On those rare occasions when he doesn’t want crab, Weliver stops by Garcia’s (4760 N Lincoln Ave, 773-769-5600) for “a really big melted cheese burrito at a really low price ($5.50).” Garcia’s gets more nods for the “huge shrimp in the shrimp fajita ($13) and the Gothic-like wooden chairs that you would expect in an old Mexican cathedral.”
Kristina Soukup
Junior, Kendall College
When Soukup and her culinary-school classmates aren’t cooking their own potlucks—“We copy what we’re learning in school, so it’s not your regular burgers and dogs, but stuff like venison sandwiches,” she says—they pop over to Pie-Eyed Pizzeria (1111 W Chicago Ave, 312-243-3735). “It’s a small place,” she says, “like, only four tables and some stools, so most people take out.”
But Soukup sits and stays, not only for the “thin and crispy crust” and “fresh, not canned, mushrooms” ($3.15 for a slice with one topping), but because Pie-Eyed is a gas. “If they see that you and your group are having fun,” Soukup says, “they take a photo and put it up. The walls are covered with pictures.”

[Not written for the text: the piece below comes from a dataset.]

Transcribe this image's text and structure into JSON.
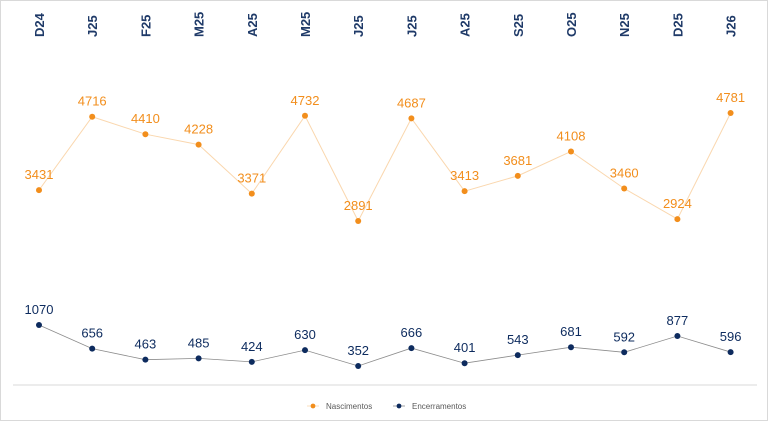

Soukup, a vegetarian who eats seafood, also likes Thai Castle (1546 W Chicago Ave, 312-733-3339), which she visits a few times a month. She orders the pad ki mao ($6.45) the “drunken noodles,” extra spicy, and adds, “they have really good shrimp that are superfresh.”
Craig Nemetz
Second-year, Cooking and Hospitality Institute of Chicago/Le Cordon Bleu
Once this Greenwich, Connecticut, native discovered Tropical Taste (formerly known as El Autentico Sabor Dominicano, 3330 W North Ave, 773-395-0804), he was sold. “A whole roast Dominican chicken costs just $9,” he says (it’s only $7 without the rice and beans). “I don’t need a knife or fork. I pick at it with my fingers because the meat just falls off the bones.” And on the side, he always gets maduros ($1.50), which are “smashed, guacamolelike, sweetened-down plantains.”

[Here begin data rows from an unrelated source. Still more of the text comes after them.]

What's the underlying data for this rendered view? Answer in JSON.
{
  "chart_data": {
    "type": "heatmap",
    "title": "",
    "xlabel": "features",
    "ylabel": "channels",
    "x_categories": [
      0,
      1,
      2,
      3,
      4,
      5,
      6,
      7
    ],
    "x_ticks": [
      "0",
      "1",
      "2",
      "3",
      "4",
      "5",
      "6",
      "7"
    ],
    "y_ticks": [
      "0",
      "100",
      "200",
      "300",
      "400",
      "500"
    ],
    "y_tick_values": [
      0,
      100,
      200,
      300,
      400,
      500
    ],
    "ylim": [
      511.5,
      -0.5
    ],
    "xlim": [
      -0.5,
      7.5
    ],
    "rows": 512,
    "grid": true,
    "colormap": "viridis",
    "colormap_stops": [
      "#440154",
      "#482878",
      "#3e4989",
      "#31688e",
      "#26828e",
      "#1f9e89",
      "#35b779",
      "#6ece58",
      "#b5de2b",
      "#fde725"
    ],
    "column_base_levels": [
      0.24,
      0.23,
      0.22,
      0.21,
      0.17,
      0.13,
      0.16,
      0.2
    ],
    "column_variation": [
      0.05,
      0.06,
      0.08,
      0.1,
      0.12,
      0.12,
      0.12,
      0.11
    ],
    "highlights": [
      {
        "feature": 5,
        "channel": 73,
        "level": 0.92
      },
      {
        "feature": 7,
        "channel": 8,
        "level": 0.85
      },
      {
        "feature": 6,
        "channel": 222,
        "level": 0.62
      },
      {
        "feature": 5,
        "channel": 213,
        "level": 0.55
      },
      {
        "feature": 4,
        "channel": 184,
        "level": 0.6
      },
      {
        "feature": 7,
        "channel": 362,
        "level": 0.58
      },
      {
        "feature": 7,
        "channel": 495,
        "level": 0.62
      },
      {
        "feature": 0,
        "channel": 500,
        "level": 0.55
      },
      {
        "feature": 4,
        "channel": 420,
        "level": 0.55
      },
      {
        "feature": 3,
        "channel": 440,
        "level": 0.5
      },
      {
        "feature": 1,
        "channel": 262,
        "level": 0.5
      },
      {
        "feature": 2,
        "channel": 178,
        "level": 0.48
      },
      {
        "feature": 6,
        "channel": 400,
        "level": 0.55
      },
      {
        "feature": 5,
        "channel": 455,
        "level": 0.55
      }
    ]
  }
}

Nemetz has tried to duplicate the taste himself—to no avail. “I’ve eaten there 12 times, but they won’t give me the chicken recipe,” he says.
He has found another cheap-eats gold mine in a proto-Chicago place. “If you want the most bang for the buck for food,” Nemetz says, “go to a street fest, especially an ethnic one. I recently had four pierogi, potato pancakes, kielbasa and cabbage—all for $9. I couldn’t finish it.”